Online Personal Training

Williams also suggests trying subscription websites were you can sign up for access to personalized workouts and other training features. "If you are a member of my website there are workouts to follow daily, plus card and strength training routines you can do from home with dumbbells, a stability ball and a jump rope," she said. "The workouts show up on your Google calendar and there are videos to see all of the exercises. The easier it is to follow, the more likely you will be to actually do it, and that's the key."


For an, equipment-free, at-home cardio workout that will burn up lots of calories, Alexander suggests getting your groove on. "Put on your favorite up-tempo song and dance your heart out around your apartment," she said. "Put the song on repeat and don't stop moving until you've heard the song three times fully."

Jump Rope Cardio

If you have a jump rope at home, you can use it to get a heart-pumping cardio workout in a short amount of time. Try an interval workout; jump continuously for 30 seconds (or longer if you can handle it) and then rest actively for one minute by performing bodyweight exercises like squats, push-ups and tricep dips.

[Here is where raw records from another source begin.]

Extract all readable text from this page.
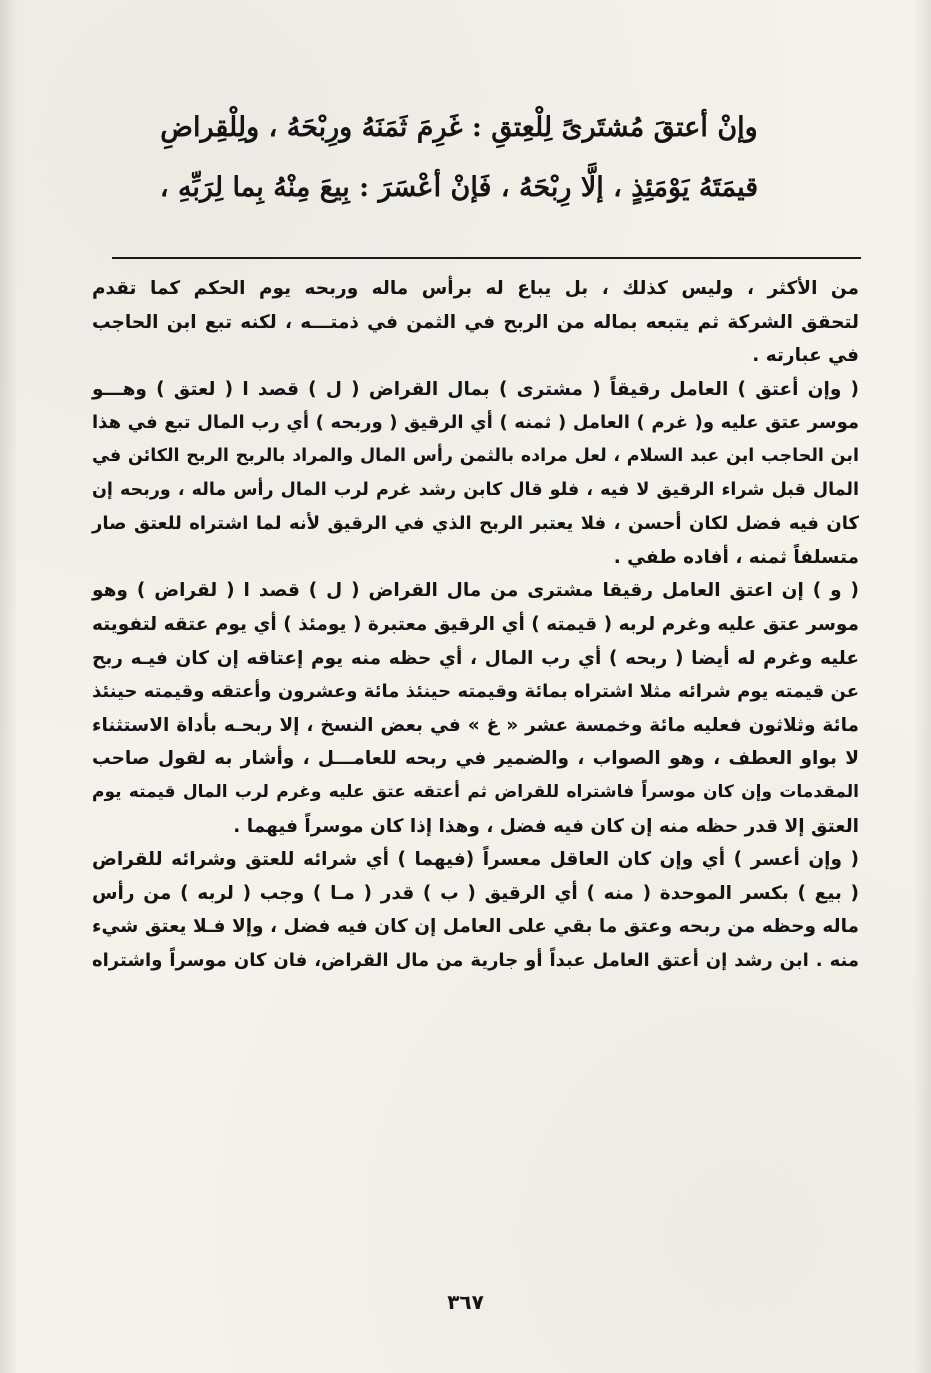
وإنْ أعتقَ مُشتَرىً لِلْعِتقِ : غَرِمَ ثَمَنَهُ ورِبْحَهُ ، ولِلْقِراضِ
قيمَتَهُ يَوْمَئِذٍ ، إلَّا رِبْحَهُ ، فَإنْ أعْسَرَ : بِيعَ مِنْهُ بِما لِرَبِّهِ ،
من الأكثر ، وليس كذلك ، بل يباع له برأس ماله وربحه يوم الحكم كما تقدم
لتحقق الشركة ثم يتبعه بماله من الربح في الثمن في ذمتـــه ، لكنه تبع ابن الحاجب
في عبارته .
( وإن أعتق ) العامل رقيقاً ( مشترى ) بمال القراض ( ل ) قصد ا ( لعتق ) وهـــو
موسر عتق عليه و( غرم ) العامل ( ثمنه ) أي الرقيق ( وربحه ) أي رب المال تبع في هذا
ابن الحاجب ابن عبد السلام ، لعل مراده بالثمن رأس المال والمراد بالربح الربح الكائن في
المال قبل شراء الرقيق لا فيه ، فلو قال كابن رشد غرم لرب المال رأس ماله ، وربحه إن
كان فيه فضل لكان أحسن ، فلا يعتبر الربح الذي في الرقيق لأنه لما اشتراه للعتق صار
متسلفاً ثمنه ، أفاده طفي .
( و ) إن اعتق العامل رقيقا مشترى من مال القراض ( ل ) قصد ا ( لقراض ) وهو
موسر عتق عليه وغرم لربه ( قيمته ) أي الرقيق معتبرة ( يومئذ ) أي يوم عتقه لتفويته
عليه وغرم له أيضا ( ربحه ) أي رب المال ، أي حظه منه يوم إعتاقه إن كان فيـه ربح
عن قيمته يوم شرائه مثلا اشتراه بمائة وقيمته حينئذ مائة وعشرون وأعتقه وقيمته حينئذ
مائة وثلاثون فعليه مائة وخمسة عشر « غ » في بعض النسخ ، إلا ربحـه بأداة الاستثناء
لا بواو العطف ، وهو الصواب ، والضمير في ربحه للعامـــل ، وأشار به لقول صاحب
المقدمات وإن كان موسراً فاشتراه للقراض ثم أعتقه عتق عليه وغرم لرب المال قيمته يوم
العتق إلا قدر حظه منه إن كان فيه فضل ، وهذا إذا كان موسراً فيهما .
( وإن أعسر ) أي وإن كان العاقل معسراً (فيهما ) أي شرائه للعتق وشرائه للقراض
( بيع ) بكسر الموحدة ( منه ) أي الرقيق ( ب ) قدر ( مـا ) وجب ( لربه ) من رأس
ماله وحظه من ربحه وعتق ما بقي على العامل إن كان فيه فضل ، وإلا فـلا يعتق شيء
منه . ابن رشد إن أعتق العامل عبداً أو جارية من مال القراض، فان كان موسراً واشتراه
٣٦٧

Tabata is a specific form of high intensity interval training. A Tabata routine can consist of equipment-free, bodyweight exercises as well as moves that require weights like dumbbells or resistance bands, which is why it works well for any type of at-home workout. An example Tabata workout might include exercises like squat jumps, alternating lunges, push-ups and burpees. You would perform an eight-set circuit of each exercise with about one minute of rest between each circuit. Each set would only last for 20 to 30 seconds, but the objective is to work as hard as you can for that short amount of time in order to increase your heart rate and challenge your anaerobic threshold.